How Explain Data Works
Use Explain Data as an incremental, jumping-off point for further exploration of your data. The possible explanations that it generates help you to see the different values that make up or relate to an analyzed mark in a view. It can tell you about the characteristics of the data points in the data source, and how the data might be related (correlations) using statistical modeling. These explanations give you another tool for inspecting your data and finding interesting clues about what to explore next.
Note: Explain Data is a tool that uncovers and describes relationships in your data. It can't tell you what is causing the relationships or how to interpret the data. You are the expert on your data. Your domain knowledge and intuition is key in helping you decide what characteristics might be interesting to explore further using different views.
For related information on how Explain Data works, and how to use Explain Data to augment your analysis, see these Tableau Conference presentations:
What Explain Data is (and isn’t)
Explain Data is:
- A tool and a workflow that leverages your domain expertise.
- A tool that surfaces relationships in your data and recommends where to look next.
- A tool and a workflow that helps expedite data analysis and make data analysis more accessible to a broader range of users.
Explain Data is not:
- A statistical testing tool.
- A tool to prove or disprove hypotheses.
- A tool that is giving you an answer or telling you anything about causality in your data.
When running Explain Data on marks, keep the following points in mind:
-
Use granular data that can be aggregated. This feature is designed explicitly for the analysis of aggregated data. This means that your data must be granular, but the marks that you select for Explain Data must be aggregated or summarized at a higher level of detail. Explain Data can't be run on disaggregated marks (row-level data) at the most granular level of detail.
-
Consider the shape, size, and cardinality of your data. While Explain Data can be used with smaller data sets, it requires data that is sufficiently wide and contains enough marks (granularity) to be able to create a model.
-
Don't assume causality. Correlation is not causation. Explanations are based on models of the data, but are not causal explanations.
A correlation means that a relationship exists between some data variables, say A and B. You can't tell just from seeing that relationship in the data that A is causing B, or B is causing A, or if something more complicated is actually going on. The data patterns are exactly the same in each of those cases and an algorithm can't tell the difference between each case. Just because two variables seem to change together doesn't necessarily mean that one causes the other to change. A third factor could be causing them both to change, or it may be a coincidence and there might not be any causal relationship at all.
However, you might have outside knowledge that is not in the data that helps you to identify what's going on. A common type of outside knowledge would be a situation where the data was gathered in an experiment. If you know that B was chosen by flipping a coin, any consistent pattern of difference in A (that isn't just random noise) must be caused by B. For a longer, more in-depth description of these concepts, see the article Causal inference in economics and marketing(Link opens in a new window) by Hal Varian.
How explanations are analyzed and evaluated
Explain Data runs a statistical analysis on a dashboard or sheet to find marks that are outliers, or specifically on a mark you select.
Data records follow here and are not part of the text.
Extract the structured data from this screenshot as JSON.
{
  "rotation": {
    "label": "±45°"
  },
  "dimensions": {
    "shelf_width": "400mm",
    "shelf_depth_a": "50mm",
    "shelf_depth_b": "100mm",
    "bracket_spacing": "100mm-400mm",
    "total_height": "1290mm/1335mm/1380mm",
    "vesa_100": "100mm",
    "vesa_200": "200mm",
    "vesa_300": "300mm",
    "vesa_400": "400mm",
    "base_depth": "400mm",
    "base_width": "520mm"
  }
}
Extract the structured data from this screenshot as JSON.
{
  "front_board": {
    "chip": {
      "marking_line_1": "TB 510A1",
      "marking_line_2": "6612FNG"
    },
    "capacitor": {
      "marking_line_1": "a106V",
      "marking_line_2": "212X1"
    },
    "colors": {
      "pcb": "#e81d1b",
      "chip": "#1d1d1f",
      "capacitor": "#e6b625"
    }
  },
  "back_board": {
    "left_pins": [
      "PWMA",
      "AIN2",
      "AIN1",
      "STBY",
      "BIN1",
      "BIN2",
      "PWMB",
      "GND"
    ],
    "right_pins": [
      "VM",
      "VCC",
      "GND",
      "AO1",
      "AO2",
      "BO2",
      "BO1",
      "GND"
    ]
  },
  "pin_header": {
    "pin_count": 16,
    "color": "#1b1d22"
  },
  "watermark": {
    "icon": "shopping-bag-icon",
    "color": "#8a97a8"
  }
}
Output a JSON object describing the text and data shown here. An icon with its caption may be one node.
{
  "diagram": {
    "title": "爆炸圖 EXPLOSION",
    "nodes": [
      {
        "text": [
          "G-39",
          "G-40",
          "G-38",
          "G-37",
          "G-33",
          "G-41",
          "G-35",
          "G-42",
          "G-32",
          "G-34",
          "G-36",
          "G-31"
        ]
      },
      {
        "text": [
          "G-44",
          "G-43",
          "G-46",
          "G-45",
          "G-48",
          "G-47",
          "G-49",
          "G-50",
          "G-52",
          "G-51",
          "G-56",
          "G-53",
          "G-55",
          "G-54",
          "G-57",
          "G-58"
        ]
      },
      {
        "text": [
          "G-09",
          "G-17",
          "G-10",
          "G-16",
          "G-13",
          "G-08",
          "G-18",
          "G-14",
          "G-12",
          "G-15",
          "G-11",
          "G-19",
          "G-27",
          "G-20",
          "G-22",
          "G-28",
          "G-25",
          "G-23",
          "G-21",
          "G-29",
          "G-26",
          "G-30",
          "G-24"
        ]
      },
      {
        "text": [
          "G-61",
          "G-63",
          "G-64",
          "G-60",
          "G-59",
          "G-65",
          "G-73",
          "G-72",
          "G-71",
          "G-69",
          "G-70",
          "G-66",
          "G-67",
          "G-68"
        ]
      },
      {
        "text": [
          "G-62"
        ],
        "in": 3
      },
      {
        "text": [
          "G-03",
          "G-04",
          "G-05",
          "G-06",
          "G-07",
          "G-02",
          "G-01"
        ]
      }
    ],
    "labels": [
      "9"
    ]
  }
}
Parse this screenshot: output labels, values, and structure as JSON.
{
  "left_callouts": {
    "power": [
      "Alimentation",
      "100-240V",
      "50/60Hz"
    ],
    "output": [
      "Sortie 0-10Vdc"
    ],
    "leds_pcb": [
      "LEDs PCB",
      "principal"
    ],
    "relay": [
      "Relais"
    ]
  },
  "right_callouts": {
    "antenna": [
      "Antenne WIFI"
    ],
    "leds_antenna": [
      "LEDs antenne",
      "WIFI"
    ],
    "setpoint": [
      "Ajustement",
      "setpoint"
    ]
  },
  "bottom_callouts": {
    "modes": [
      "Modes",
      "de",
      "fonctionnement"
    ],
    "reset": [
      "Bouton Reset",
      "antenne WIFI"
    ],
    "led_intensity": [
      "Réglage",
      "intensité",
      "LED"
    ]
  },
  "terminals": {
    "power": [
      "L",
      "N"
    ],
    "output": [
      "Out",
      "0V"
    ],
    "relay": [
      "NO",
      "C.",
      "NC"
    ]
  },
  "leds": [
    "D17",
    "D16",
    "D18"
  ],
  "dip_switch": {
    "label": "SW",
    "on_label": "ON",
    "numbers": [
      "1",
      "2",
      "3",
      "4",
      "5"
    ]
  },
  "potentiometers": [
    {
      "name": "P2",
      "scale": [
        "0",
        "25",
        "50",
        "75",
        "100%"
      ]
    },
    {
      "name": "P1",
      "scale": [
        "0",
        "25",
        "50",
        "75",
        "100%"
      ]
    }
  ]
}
The analysis also considers possibly related data points from the data source that aren't represented in the current view.
Explain Data first predicts the value of a mark using only the data that is present in the visualization. Next, data that is in the data source (but not in the current view) is considered and added to the model. The model determines the range of predicted mark values, which is within one standard deviation of the predicted value.
What is an expected range?
The expected value for a mark is the median value in the expected range of values in the underlying data in your viz. The expected range is the range of values between the 15th and 85th percentile that the statistical model predicts for the analyzed mark. Tableau determines the expected range each time it runs a statistical analysis on a selected mark.
Possible explanations are evaluated on their explanatory power using statistical modeling. For each explanation, Tableau compares the expected value with the actual value.
value | Description |
---|---|
Higher than expected / Lower than expected | If an expected value summary says the mark is lower than expected or higher than expected, it means the aggregated mark value is outside the range of values that a statistical model is predicting for the mark. If an expected value summary says the mark is slightly lower or slightly higher than expected, or within the range of natural variation, it means the aggregated mark value is within the range of predicted mark values, but is lower or higher than the median. |
Expected Value | If a mark has an expected value, it means its value falls within the expected range of values that a statistical model is predicting for the mark. |
Random Variation | When the analyzed mark has a low number of records, there may not be enough data available for Explain Data to form a statistically significant explanation. If the mark’s value is outside the expected range, Explain Data can’t determine whether this unexpected value is being caused by random variation or by a meaningful difference in the underlying records. |
No Explanation | When the analyzed mark value is outside of the expected range and it does not fit a statistical model used for Explain Data, no explanations are generated. |
Models used for analysis
Explain Data builds models of the data in a view to predict the value of a mark and then determines whether a mark is higher or lower than expected given the model. Next, it considers additional information, like adding additional columns from the data source to the view, or flagging record-level outliers, as potential explanations. For each potential explanation, Explain Data fits a new model, and evaluates how unexpected the mark is given the new information. Explanations are scored by trading off complexity (how much information is added from the data source) against the amount of variability that needs to be explained. Better explanations are simpler than the variation they explain.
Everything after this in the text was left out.